In 2014 Moore moved to Disney Interactive, where his current project is a mobile game, Marvel Avengers Alliance 2. As a content and narrative designer, he develops game scenarios and creates a guided experience for the “actors” in a scene. “I approach game design a little differently than some of my peers,” he told The Seattle Times in 2014, explaining that while most designers ask “How do we make fun?,” he instead asks, “What are we trying to convey? How will people interact with this? What will it make them think?” Moore traces this thinking back to his CHID course and the many UW English courses that stressed story, character motivation, language, and more.
“There’s the idea that if you get an English degree, what can you do with that?” says Moore. “But having a background in English is useful in a broad variety of careers, including game design, where you need to understand how stories fit together. I think most of us just have too narrow a perception of what an ‘English job’ is.”
Moore’s love of literature also spawned a recent side project, Bring Your Own Book, a low-tech game in the tradition of Apples to Apples. As the name suggests, players arrive armed with a book—anything from Infinite Jest to Complete Puppy and Dog Care. They take turns drawing prompts from a deck, then everyone races to find a phrase in their book that best satisfies the prompt.

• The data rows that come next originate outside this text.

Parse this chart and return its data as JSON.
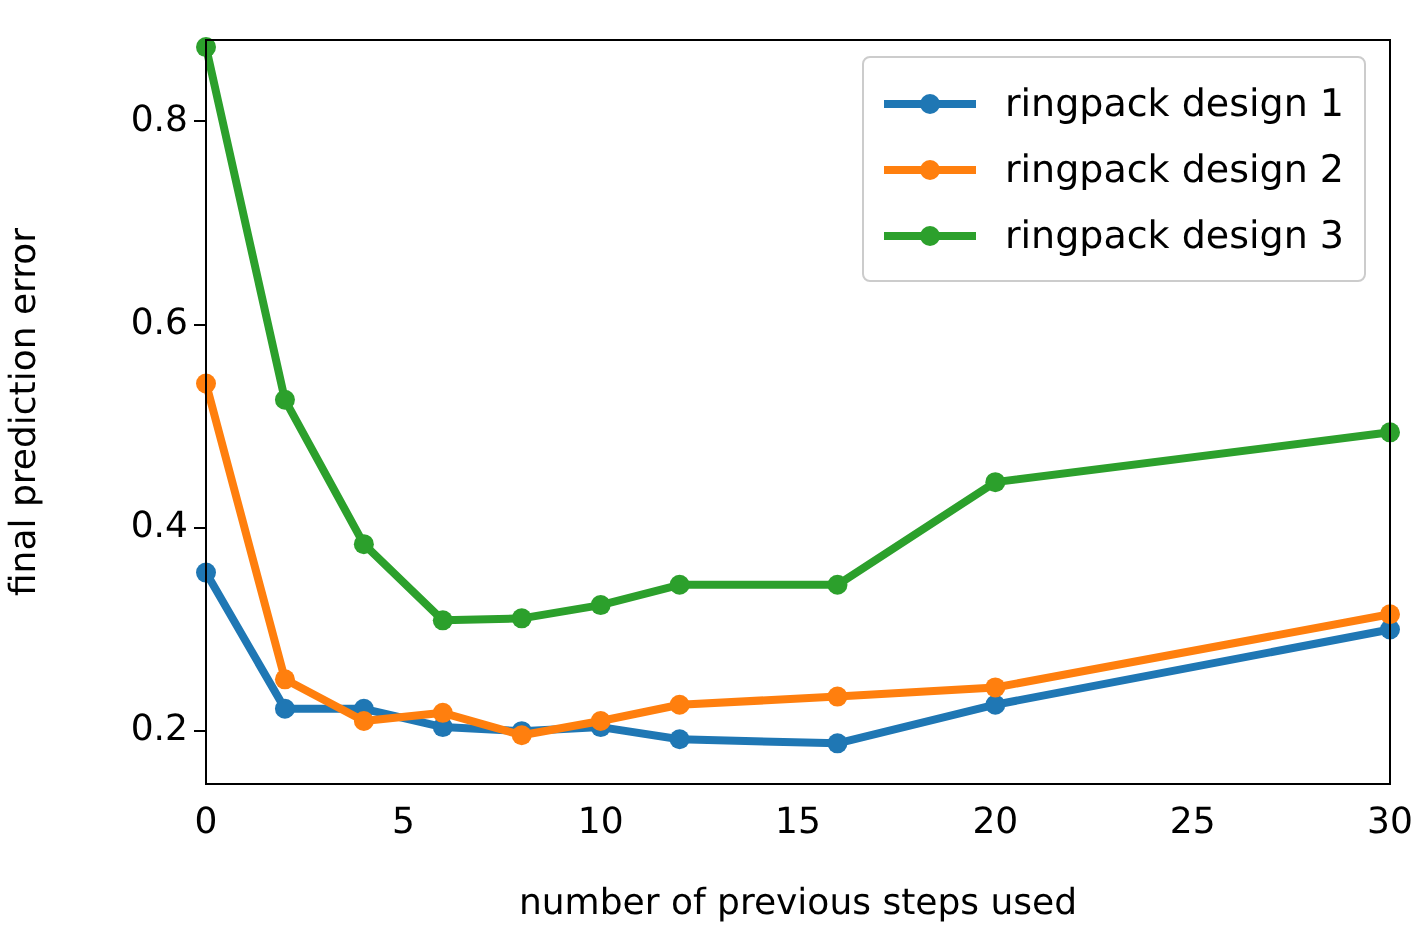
{
  "chart_data": {
    "type": "line",
    "xlabel": "number of previous steps used",
    "ylabel": "final prediction error",
    "x": [
      0,
      2,
      4,
      6,
      8,
      10,
      12,
      16,
      20,
      30
    ],
    "series": [
      {
        "name": "ringpack design 1",
        "color": "#1f77b4",
        "values": [
          0.356,
          0.222,
          0.222,
          0.204,
          0.2,
          0.204,
          0.192,
          0.188,
          0.226,
          0.3
        ]
      },
      {
        "name": "ringpack design 2",
        "color": "#ff7f0e",
        "values": [
          0.542,
          0.251,
          0.21,
          0.218,
          0.196,
          0.21,
          0.226,
          0.234,
          0.243,
          0.315
        ]
      },
      {
        "name": "ringpack design 3",
        "color": "#2ca02c",
        "values": [
          0.873,
          0.526,
          0.384,
          0.309,
          0.311,
          0.324,
          0.344,
          0.344,
          0.445,
          0.494
        ]
      }
    ],
    "xlim": [
      0,
      30
    ],
    "xticks": [
      0,
      5,
      10,
      15,
      20,
      25,
      30
    ],
    "ylim": [
      0.148,
      0.88
    ],
    "yticks": [
      0.2,
      0.4,
      0.6,
      0.8
    ],
    "grid": false,
    "legend": "top right",
    "marker": "circle",
    "line_style": "solid"
  }
}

Books get passed to a neighboring player at certain points, ensuring that all players experience multiple books.
Last year Moore launched a successful Kickstarter campaign to produce a printed version of the game, which should be in stores by April. The game’s rules and prompts are already online for free download at bringyourownbook.com.
“Normally we don’t tend to think of a book as an abstract collection of words, but playing this game, you gain an affinity for the text in a new way,” says Moore, sounding every inch an English major. “Particularly for books you don’t know, it’s like opening this treasure trove. You look at the word choice in a way that I don’t think we do very often as casual readers. And then there’s the sharing aspect, seeing what books other people brought and experiencing them.”
It sounds like the perfect game for a book lover—though Moore insists there is no such thing as the perfect game.
“As game designers, we are constantly chasing not the perfect game, but the perfect game for right now,” says Moore. “Once Bring Your Own Book comes out, I’ll start looking for the next experience I can give to people. What’s the next undercurrent that needs to be brought to the surface? What’s the thing that I can make that will make people excited and happy to play? That will be my next perfect game.”